Sure, and we use software memory tagging with things like LLVM sanitizers. It's great.

But a) the hardware Wasm needs to support doesn't have tagging, and b) the software equivalent requires support from the allocator and has a large performance penalty.

So yes, it was a deliberate design decision, taken in order to support existing C programs on the Web.

This is really getting tiring- learning from the past is great, but fetishizing it to the point of denying anything new has any value is... not.


WASM wouldn't even be a thing if it wasn't for Mozilla politics against PNaCL.

Tiring is the continuous advertising that WASM is the second coming of Christ in VM implementations.


Those "politics" were there for a reason. Wasm is a solid improvement over PNaCl, which I will note you have curiously left out of all your other old-VM-worship claims.


I see.

Nice, sounds like the Android/Fuchsia approach security-wise :)


> Does WASM have better performance than the JVM? If not, could it have better performance theoretically? Is it more secure? How much slower than a regular binary would it be? etc.

Hard to answer as they're different domains. In theory, once optimized and JIT'd, the asm could be the same on non-GC'd sections. JVM bytecode is higher level which means it both benefits (i.e. can optimize more) and is hamstrung (i.e. GC). As for a "regular binary", the JVM knows no such thing and really neither does WASM. Also depends on what "regular" is (i.e. what does the code do) and which runtimes you use and how much is AOT'd vs JIT'd vs interpreted.

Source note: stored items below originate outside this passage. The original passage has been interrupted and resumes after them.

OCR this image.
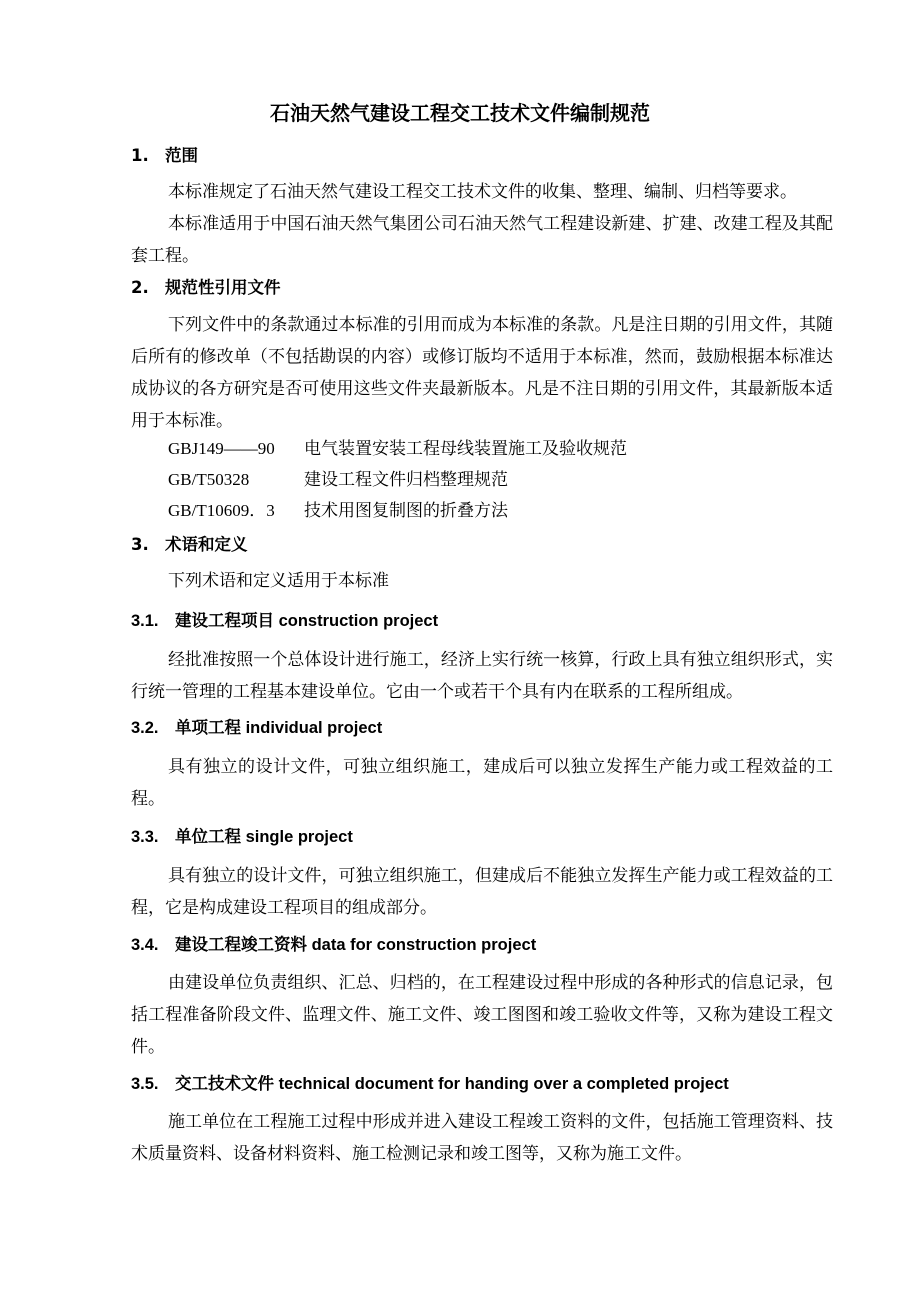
石油天然气建设工程交工技术文件编制规范
1. 范围

本标准规定了石油天然气建设工程交工技术文件的收集、整理、编制、归档等要求。

本标准适用于中国石油天然气集团公司石油天然气工程建设新建、扩建、改建工程及其配套工程。

2. 规范性引用文件

下列文件中的条款通过本标准的引用而成为本标准的条款。凡是注日期的引用文件，其随后所有的修改单（不包括勘误的内容）或修订版均不适用于本标准，然而，鼓励根据本标准达成协议的各方研究是否可使用这些文件夹最新版本。凡是不注日期的引用文件，其最新版本适用于本标准。

GBJ149——90 电气装置安装工程母线装置施工及验收规范
GB/T50328	建设工程文件归档整理规范
GB/T10609．3 技术用图复制图的折叠方法
3. 术语和定义

下列术语和定义适用于本标准

3.1. 建设工程项目 construction project

经批准按照一个总体设计进行施工，经济上实行统一核算，行政上具有独立组织形式，实行统一管理的工程基本建设单位。它由一个或若干个具有内在联系的工程所组成。

3.2. 单项工程 individual project

具有独立的设计文件，可独立组织施工，建成后可以独立发挥生产能力或工程效益的工程。

3.3. 单位工程 single project

具有独立的设计文件，可独立组织施工，但建成后不能独立发挥生产能力或工程效益的工程，它是构成建设工程项目的组成部分。

3.4. 建设工程竣工资料 data for construction project

由建设单位负责组织、汇总、归档的，在工程建设过程中形成的各种形式的信息记录，包括工程准备阶段文件、监理文件、施工文件、竣工图图和竣工验收文件等，又称为建设工程文件。

3.5. 交工技术文件 technical document for handing over a completed project

施工单位在工程施工过程中形成并进入建设工程竣工资料的文件，包括施工管理资料、技术质量资料、设备材料资料、施工检测记录和竣工图等，又称为施工文件。
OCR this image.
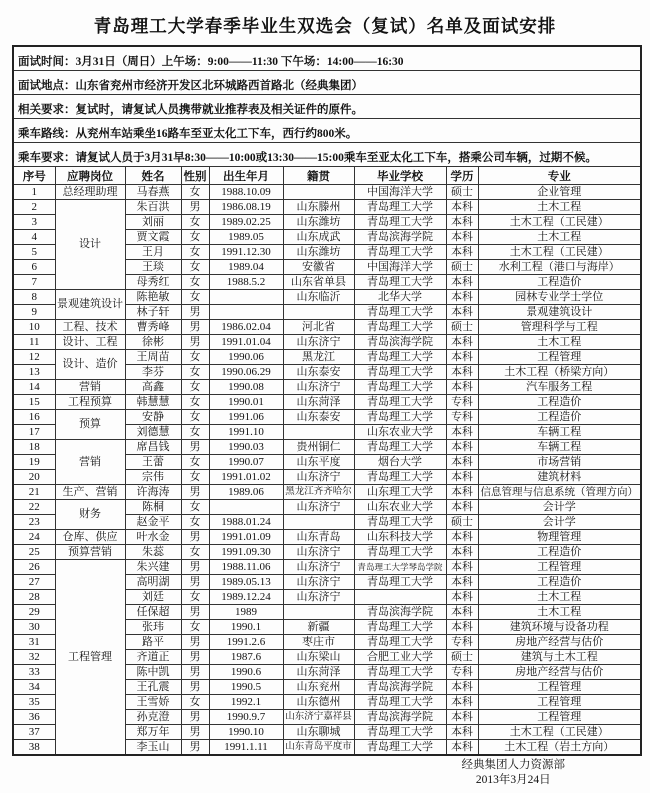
青岛理工大学春季毕业生双选会（复试）名单及面试安排
面试时间：3月31日（周日）上午场：9:00——11:30 下午场：14:00——16:30								
面试地点：山东省兖州市经济开发区北环城路西首路北（经典集团）								
相关要求：复试时，请复试人员携带就业推荐表及相关证件的原件。								
乘车路线：从兖州车站乘坐16路车至亚太化工下车，西行约800米。								
乘车要求：请复试人员于3月31早8:30——10:00或13:30——15:00乘车至亚太化工下车，搭乘公司车辆，过期不候。								
序号	应聘岗位	姓名	性别	出生年月	籍贯	毕业学校	学历	专业
1	总经理助理	马春燕	女	1988.10.09		中国海洋大学	硕士	企业管理
2	设计	朱百洪	男	1986.08.19	山东滕州	青岛理工大学	本科	土木工程
3		刘丽	女	1989.02.25	山东潍坊	青岛理工大学	本科	土木工程（工民建）
4		贾文霞	女	1989.05	山东成武	青岛滨海学院	本科	土木工程
5		王月	女	1991.12.30	山东潍坊	青岛理工大学	本科	土木工程（工民建）
6		王琰	女	1989.04	安徽省	中国海洋大学	硕士	水利工程（港口与海岸）
7		母秀红	女	1988.5.2	山东省单县	青岛理工大学	本科	工程造价
8	景观建筑设计	陈艳敏	女		山东临沂	北华大学	本科	园林专业学士学位
9		林子轩	男			青岛理工大学	本科	景观建筑设计
10	工程、技术	曹秀峰	男	1986.02.04	河北省	青岛理工大学	硕士	管理科学与工程
11	设计、工程	徐彬	男	1991.01.04	山东济宁	青岛滨海学院	本科	土木工程
12	设计、造价	王周苗	女	1990.06	黑龙江	青岛理工大学	本科	工程管理
13		李芬	女	1990.06.29	山东泰安	青岛理工大学	本科	土木工程（桥梁方向）
14	营销	高鑫	女	1990.08	山东济宁	青岛理工大学	本科	汽车服务工程
15	工程预算	韩慧慧	女	1990.01	山东菏泽	青岛理工大学	专科	工程造价
16	预算	安静	女	1991.06	山东泰安	青岛理工大学	专科	工程造价
17		刘德慧	女	1991.10		山东农业大学	本科	车辆工程
18	营销	席昌钱	男	1990.03	贵州铜仁	青岛理工大学	本科	车辆工程
19		王蕾	女	1990.07	山东平度	烟台大学	本科	市场营销
20		宗伟	女	1991.01.02	山东济宁	青岛理工大学	本科	建筑材料
21	生产、营销	许海涛	男	1989.06	黑龙江齐齐哈尔	山东理工大学	本科	信息管理与信息系统（管理方向）
22	财务	陈桐	女		山东济宁	山东农业大学	本科	会计学
23		赵金平	女	1988.01.24		青岛理工大学	硕士	会计学
24	仓库、供应	叶水金	男	1991.01.09	山东青岛	山东科技大学	本科	物理管理
25	预算营销	朱蕊	女	1991.09.30	山东济宁	青岛理工大学	本科	工程造价
26	工程管理	朱兴建	男	1988.11.06	山东济宁	青岛理工大学琴岛学院	本科	工程管理
27		高明湖	男	1989.05.13	山东济宁	青岛理工大学	本科	工程造价
28		刘廷	女	1989.12.24	山东济宁		本科	土木工程
29		任保超	男	1989		青岛滨海学院	本科	土木工程
30		张玮	女	1990.1	新疆	青岛理工大学	本科	建筑环境与设备功程
31		路平	男	1991.2.6	枣庄市	青岛理工大学	专科	房地产经营与估价
32		齐道正	男	1987.6	山东梁山	合肥工业大学	硕士	建筑与土木工程
33		陈中凯	男	1990.6	山东菏泽	青岛理工大学	专科	房地产经营与估价
34		王孔震	男	1990.5	山东兖州	青岛滨海学院	本科	工程管理
35		王雪娇	女	1992.1	山东德州	青岛理工大学	本科	工程管理
36		孙克澄	男	1990.9.7	山东济宁嘉祥县	青岛滨海学院	本科	工程管理
37		郑万年	男	1990.10	山东聊城	青岛理工大学	本科	土木工程（工民建）
38		李玉山	男	1991.1.11	山东青岛平度市	青岛理工大学	本科	土木工程（岩土方向）
经典集团人力资源部
2013年3月24日
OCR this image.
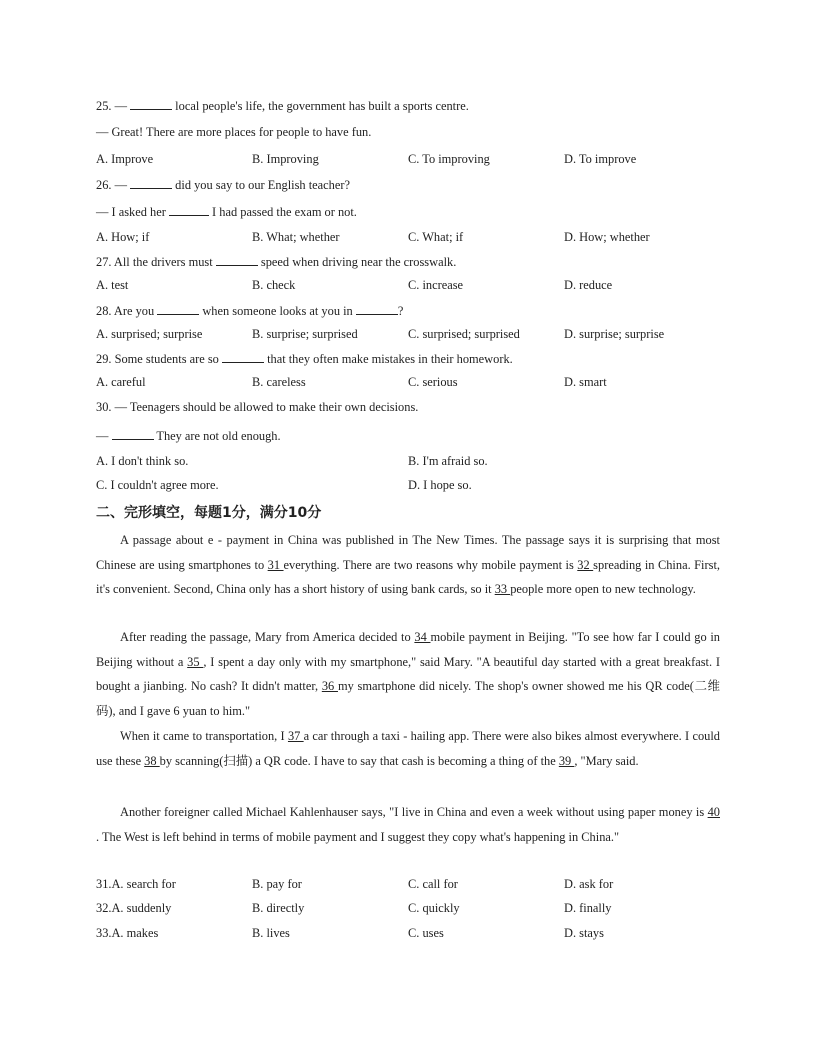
25. —	local people's life, the government has built a sports centre.
— Great! There are more places for people to have fun.
A. Improve	B. Improving	C. To improving	D. To improve
26. —	did you say to our English teacher?
— I asked her	I had passed the exam or not.
A. How; if	B. What; whether	C. What; if	D. How; whether
27. All the drivers must	speed when driving near the crosswalk.
A. test	B. check	C. increase	D. reduce
28. Are you	when someone looks at you in	?
A. surprised; surprise	B. surprise; surprised	C. surprised; surprised	D. surprise; surprise
29. Some students are so	that they often make mistakes in their homework.
A. careful	B. careless	C. serious	D. smart
30. — Teenagers should be allowed to make their own decisions.
—	They are not old enough.
A. I don't think so.	B. I'm afraid so.
C. I couldn't agree more.	D. I hope so.
二、完形填空，每题1分，满分10分
A passage about e - payment in China was published in The New Times. The passage says it is surprising that most Chinese are using smartphones to 31 everything. There are two reasons why mobile payment is 32 spreading in China. First, it's convenient. Second, China only has a short history of using bank cards, so it 33 people more open to new technology.
After reading the passage, Mary from America decided to 34 mobile payment in Beijing. "To see how far I could go in Beijing without a 35 , I spent a day only with my smartphone," said Mary. "A beautiful day started with a great breakfast. I bought a jianbing. No cash? It didn't matter, 36 my smartphone did nicely. The shop's owner showed me his QR code(二维码), and I gave 6 yuan to him."
When it came to transportation, I 37 a car through a taxi - hailing app. There were also bikes almost everywhere. I could use these 38 by scanning(扫描) a QR code. I have to say that cash is becoming a thing of the 39 , "Mary said.
Another foreigner called Michael Kahlenhauser says, "I live in China and even a week without using paper money is 40 . The West is left behind in terms of mobile payment and I suggest they copy what's happening in China."
31.A. search for	B. pay for	C. call for	D. ask for
32.A. suddenly	B. directly	C. quickly	D. finally
33.A. makes	B. lives	C. uses	D. stays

WASM has a subset of a subset of a percentage of features that JVM provides.

It's basically a runtime for C/C++-like feature set [1], JVM has support for many of the features that are still on WASM's roadmap [2]

I would be very wary of any performance comparisons between WASM and ... pretty much anything else (except, possibly, bare C?).

[1] https://webassembly.org/docs/high-level-goals/

[2] https://webassembly.org/docs/future-features/


If I understood this correctly, that's what the Fastly people do. They compare it to bare C binaries and besides string-performance, it holds up good.